Agatha P. Bennett
The daughter-in-law of Delia Bennett, Agatha Bennett developed her skills while living near her many quiltmaking in-laws. Her husband, Reverend Pernell Bennett, one of Wilcox County's most respected clergymen, talks about Agatha and himself.
She was born in 1919 in Gee's Bend, across the creek, Herbert Hall Wilkinson Plantation, place called Young. She grew up living with Emma and Jacob Coleman, them were her grandparents. From the start, everybody called her "Cat." Back then, we didn't have much schooling—maybe about two months in the wintertime. Back in them days, you got children they go by they mama's name till the welfare and child-support people got so strict, they got people to go by their daddy's last name.
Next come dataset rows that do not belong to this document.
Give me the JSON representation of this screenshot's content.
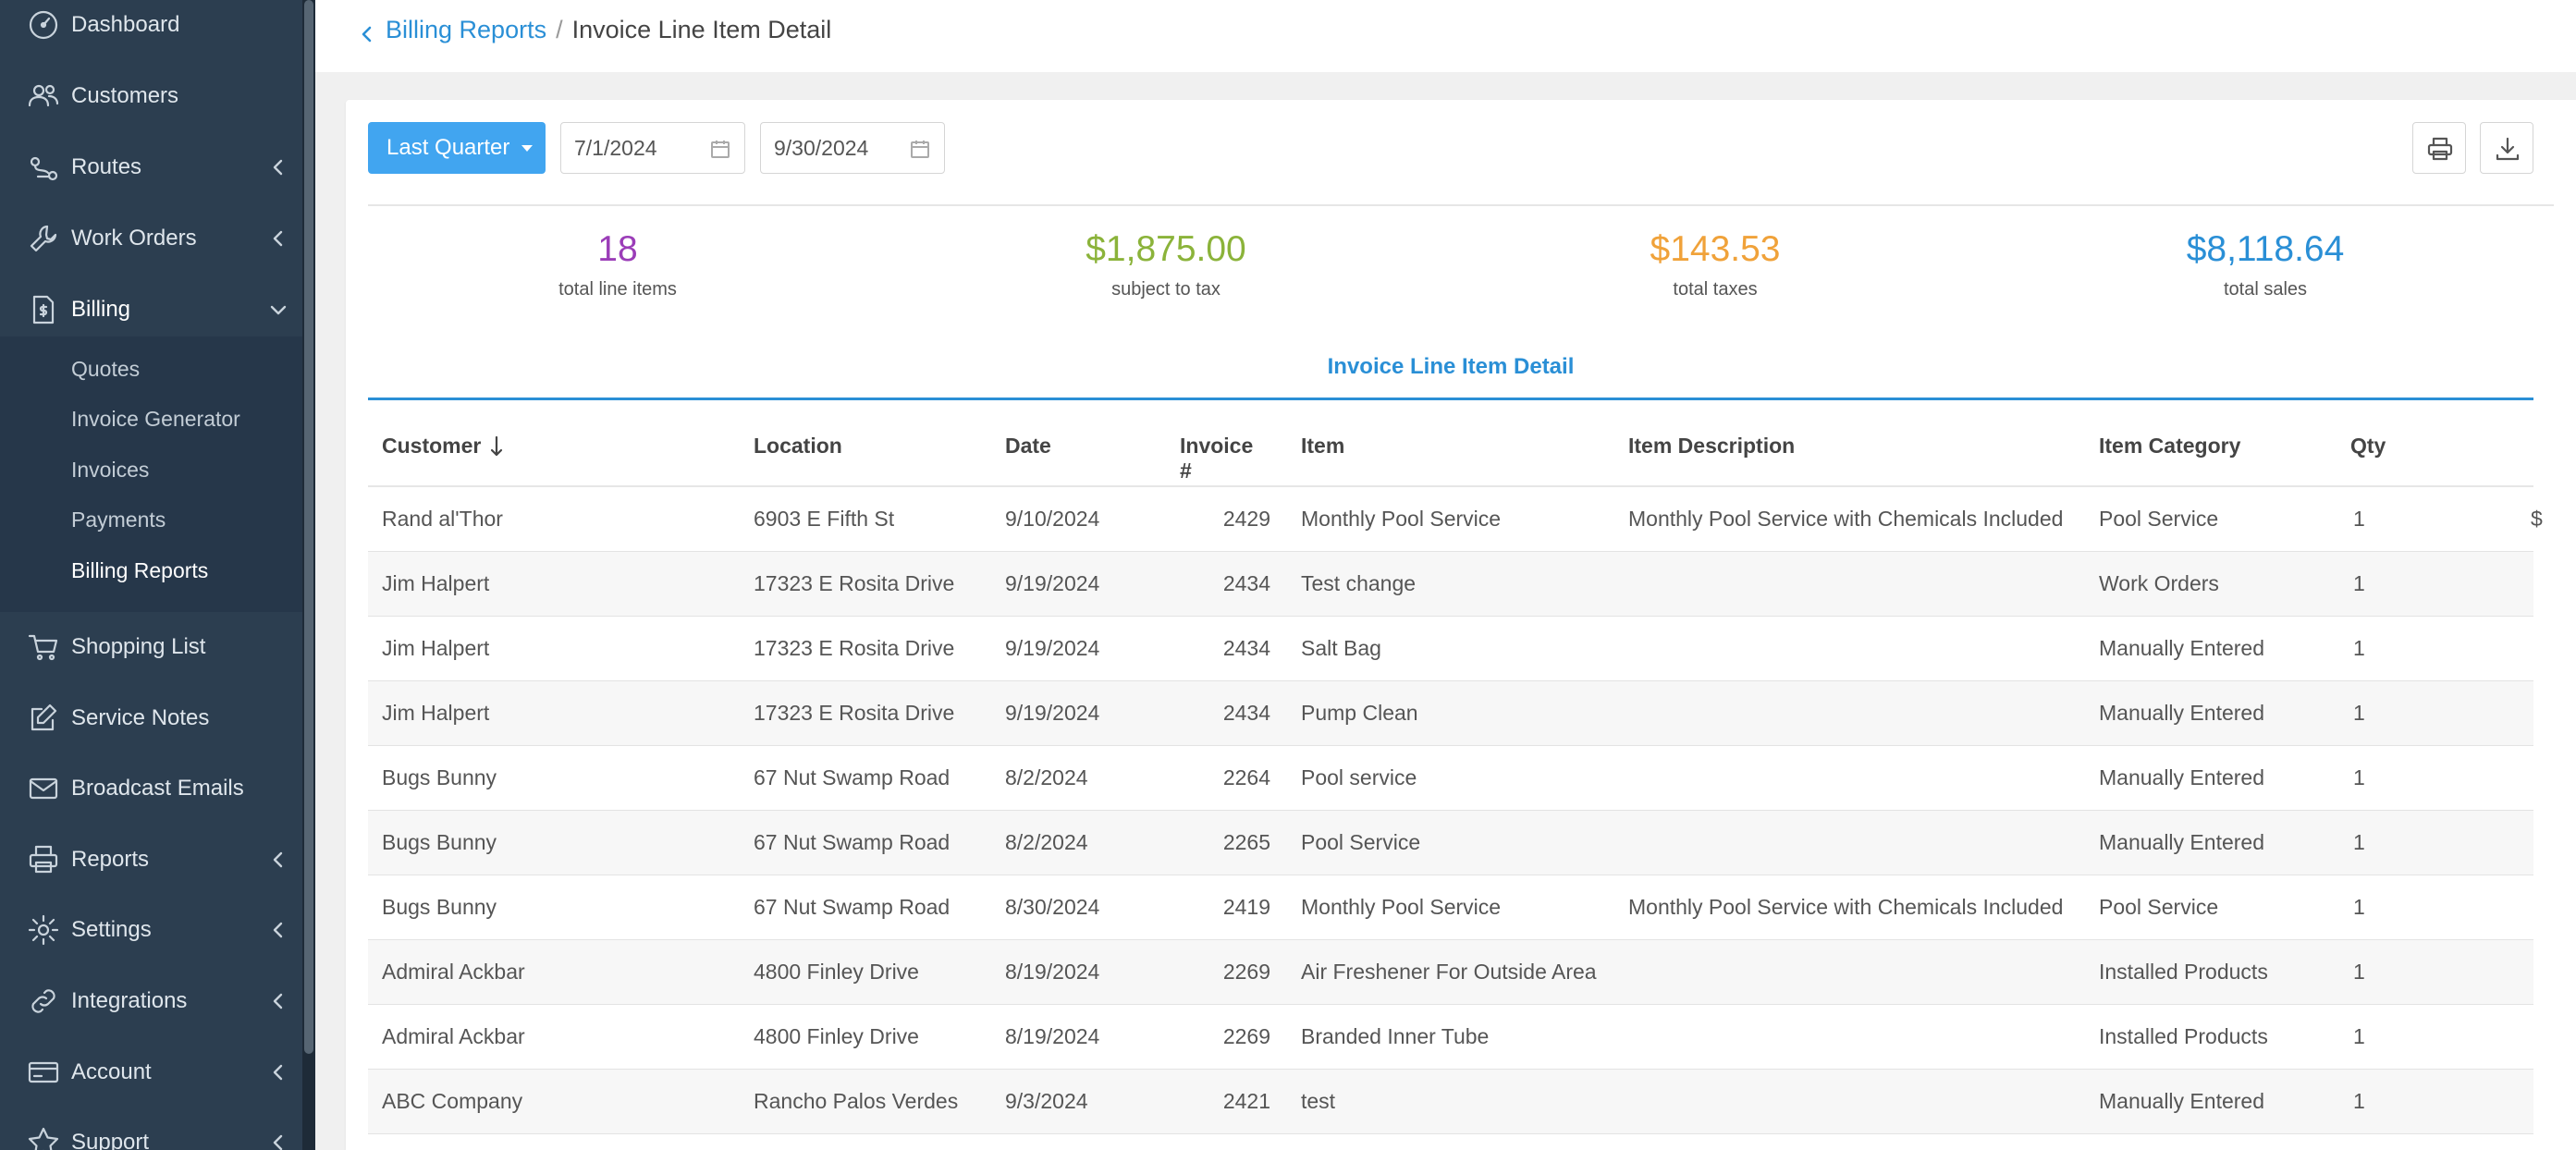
{
  "sidebar": {
    "items": [
      {
        "label": "Dashboard",
        "icon": "dashboard-icon",
        "caret": false
      },
      {
        "label": "Customers",
        "icon": "users-icon",
        "caret": false
      },
      {
        "label": "Routes",
        "icon": "route-icon",
        "caret": true
      },
      {
        "label": "Work Orders",
        "icon": "wrench-icon",
        "caret": true
      },
      {
        "label": "Billing",
        "icon": "billing-icon",
        "caret": true,
        "expanded": true
      },
      {
        "label": "Shopping List",
        "icon": "cart-icon",
        "caret": false
      },
      {
        "label": "Service Notes",
        "icon": "edit-icon",
        "caret": false
      },
      {
        "label": "Broadcast Emails",
        "icon": "mail-icon",
        "caret": false
      },
      {
        "label": "Reports",
        "icon": "printer-icon",
        "caret": true
      },
      {
        "label": "Settings",
        "icon": "gear-icon",
        "caret": true
      },
      {
        "label": "Integrations",
        "icon": "link-icon",
        "caret": true
      },
      {
        "label": "Account",
        "icon": "card-icon",
        "caret": true
      },
      {
        "label": "Support",
        "icon": "star-icon",
        "caret": true
      }
    ],
    "billing_sub": [
      "Quotes",
      "Invoice Generator",
      "Invoices",
      "Payments",
      "Billing Reports"
    ],
    "billing_sub_active": "Billing Reports"
  },
  "breadcrumb": {
    "parent": "Billing Reports",
    "separator": "/",
    "current": "Invoice Line Item Detail"
  },
  "filters": {
    "range_label": "Last Quarter",
    "start_date": "7/1/2024",
    "end_date": "9/30/2024"
  },
  "toolbar": {
    "print_icon": "printer-icon",
    "download_icon": "download-icon"
  },
  "stats": [
    {
      "value": "18",
      "label": "total line items",
      "color": "#9b3db8"
    },
    {
      "value": "$1,875.00",
      "label": "subject to tax",
      "color": "#8bb33a"
    },
    {
      "value": "$143.53",
      "label": "total taxes",
      "color": "#f0a23a"
    },
    {
      "value": "$8,118.64",
      "label": "total sales",
      "color": "#2a8fd6"
    }
  ],
  "section_title": "Invoice Line Item Detail",
  "table": {
    "columns": [
      "Customer",
      "Location",
      "Date",
      "Invoice #",
      "Item",
      "Item Description",
      "Item Category",
      "Qty"
    ],
    "sort_column": "Customer",
    "rows": [
      {
        "customer": "Rand al'Thor",
        "location": "6903 E Fifth St",
        "date": "9/10/2024",
        "invoice": "2429",
        "item": "Monthly Pool Service",
        "description": "Monthly Pool Service with Chemicals Included",
        "category": "Pool Service",
        "qty": "1",
        "clip": "$"
      },
      {
        "customer": "Jim Halpert",
        "location": "17323 E Rosita Drive",
        "date": "9/19/2024",
        "invoice": "2434",
        "item": "Test change",
        "description": "",
        "category": "Work Orders",
        "qty": "1",
        "clip": ""
      },
      {
        "customer": "Jim Halpert",
        "location": "17323 E Rosita Drive",
        "date": "9/19/2024",
        "invoice": "2434",
        "item": "Salt Bag",
        "description": "",
        "category": "Manually Entered",
        "qty": "1",
        "clip": ""
      },
      {
        "customer": "Jim Halpert",
        "location": "17323 E Rosita Drive",
        "date": "9/19/2024",
        "invoice": "2434",
        "item": "Pump Clean",
        "description": "",
        "category": "Manually Entered",
        "qty": "1",
        "clip": ""
      },
      {
        "customer": "Bugs Bunny",
        "location": "67 Nut Swamp Road",
        "date": "8/2/2024",
        "invoice": "2264",
        "item": "Pool service",
        "description": "",
        "category": "Manually Entered",
        "qty": "1",
        "clip": ""
      },
      {
        "customer": "Bugs Bunny",
        "location": "67 Nut Swamp Road",
        "date": "8/2/2024",
        "invoice": "2265",
        "item": "Pool Service",
        "description": "",
        "category": "Manually Entered",
        "qty": "1",
        "clip": ""
      },
      {
        "customer": "Bugs Bunny",
        "location": "67 Nut Swamp Road",
        "date": "8/30/2024",
        "invoice": "2419",
        "item": "Monthly Pool Service",
        "description": "Monthly Pool Service with Chemicals Included",
        "category": "Pool Service",
        "qty": "1",
        "clip": ""
      },
      {
        "customer": "Admiral Ackbar",
        "location": "4800 Finley Drive",
        "date": "8/19/2024",
        "invoice": "2269",
        "item": "Air Freshener For Outside Area",
        "description": "",
        "category": "Installed Products",
        "qty": "1",
        "clip": ""
      },
      {
        "customer": "Admiral Ackbar",
        "location": "4800 Finley Drive",
        "date": "8/19/2024",
        "invoice": "2269",
        "item": "Branded Inner Tube",
        "description": "",
        "category": "Installed Products",
        "qty": "1",
        "clip": ""
      },
      {
        "customer": "ABC Company",
        "location": "Rancho Palos Verdes",
        "date": "9/3/2024",
        "invoice": "2421",
        "item": "test",
        "description": "",
        "category": "Manually Entered",
        "qty": "1",
        "clip": ""
      }
    ]
  }
}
Back then, man can have ten children and go on his way, don't take care of none of them. Then they come on with the idea of child support, one of them presidents back then.
We married in 1940, and we have fourteen children—nine boys, five girls. Cat farmed growing up—cotton, corn, sweet potatoes, peas, molasses. She also worked with the NYA and also at the canning factory up the road. Was three canning factories down here. One here in the area called White, one up there in Sodom, and one in Pettway.
After we married, we farmed—same stuff. After we laid by, I cut pulpwood, logs. Cat helped me plow and hoe and gather the crop. I became a preacher in June 1956 at Pleasant Grove Missionary Baptist Church. Now I'm also pasturing at the Good Hope Baptist Church at Minter, up above Camden, and at St. Peter in Minter, and at Friendship here in Gee's Bend. I be busy every Sunday someplace or another.
Cat can't tell you about none of this now. She's got the old-timer's disease, you know.
Agatha Bennett's work is in the permanent collection of the High Museum of Art.